If, however, the return value might be ignored or just checked for success at some points, then the non-standard solution produces quite some problem (for example you can no longer use the if(!myFunction()) ohNoesError(); idiom.
What is your problem? It is just a convention, not a law. If your logic makes more sense for your application, then it is fine, as long as it is well documented and consistent.
On Unix, exit status is unsigned, so this approach won't work if you ever have to run your program there, and this will confuse all your Unix programmers to no end. (I looked it up just now to make sure, and discovered to my surprised that Windows uses a signed exit status.) So I guess it will probably only mostly confuse your Windows programmers. :-)
I'd find another method to pass status between processes. There are many to choose from, some quite simple. You say "at the cost of a few WTF's on the programmers side" as if that's a small cost, but it sounds like a huge cost to me. Re-using an int in C is a miniscule benefit to be gained from confusing other programmers.
You need to go on a case by case basis. Think about the API and what you need to return. If your function only needs to return success or failure, I'd say give it an explicit type of bool (C99 has a bool type now) and return true for success and false for failure. That way things like:
if (!doSomething())
{
// failure processing
}
read naturally.
In many cases, however, you want to return some data value, in which case some specific unused or unlikely to be used value must be used as the failure case. For example the Unix system call open() has to return a file descriptor. 0 is a valid file descriptor as is theoretically any positive number (up to the maximum a process is allowed), so -1 is chosen as the failure case.
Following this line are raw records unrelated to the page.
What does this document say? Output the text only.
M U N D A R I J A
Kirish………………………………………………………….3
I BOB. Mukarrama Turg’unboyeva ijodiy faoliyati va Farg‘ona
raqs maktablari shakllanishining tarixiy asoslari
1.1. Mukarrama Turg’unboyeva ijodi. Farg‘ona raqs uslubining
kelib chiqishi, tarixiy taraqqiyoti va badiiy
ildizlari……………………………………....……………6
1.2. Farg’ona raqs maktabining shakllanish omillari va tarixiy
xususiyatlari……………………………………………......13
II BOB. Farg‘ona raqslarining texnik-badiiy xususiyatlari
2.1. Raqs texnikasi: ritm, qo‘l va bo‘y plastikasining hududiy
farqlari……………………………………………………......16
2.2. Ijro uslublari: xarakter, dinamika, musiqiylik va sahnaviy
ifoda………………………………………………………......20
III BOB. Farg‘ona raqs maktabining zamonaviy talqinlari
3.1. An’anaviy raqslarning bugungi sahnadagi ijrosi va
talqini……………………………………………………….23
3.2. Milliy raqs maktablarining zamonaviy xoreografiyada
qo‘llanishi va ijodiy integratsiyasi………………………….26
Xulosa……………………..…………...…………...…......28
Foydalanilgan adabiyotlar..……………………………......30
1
In other cases, you need to return a pointer. NULL is an obvious choice for failure of pointer returning functions. This is because it is highly unlikely to be valid and on most systems can't even be dereferenced.
One of the most important considerations is whether the caller and the called function or program will be updated by the same person at any given time. If you are maintaining an API where a function will return the value to a caller written by someone who may not even have access to your source code, or when it is the return code from a program that will be called from a script, only violate conventions for very strong reasons.
You are talking about passing information across a boundary between different layers of abstraction. Violating the convention ties both the caller and the callee to a different protocol increasing the coupling between them. If the different convention is fundamental to what you are communicating, you can do it. If, on the other hand, it is exposing the internals of the callee to the caller, consider whether you can hide the information.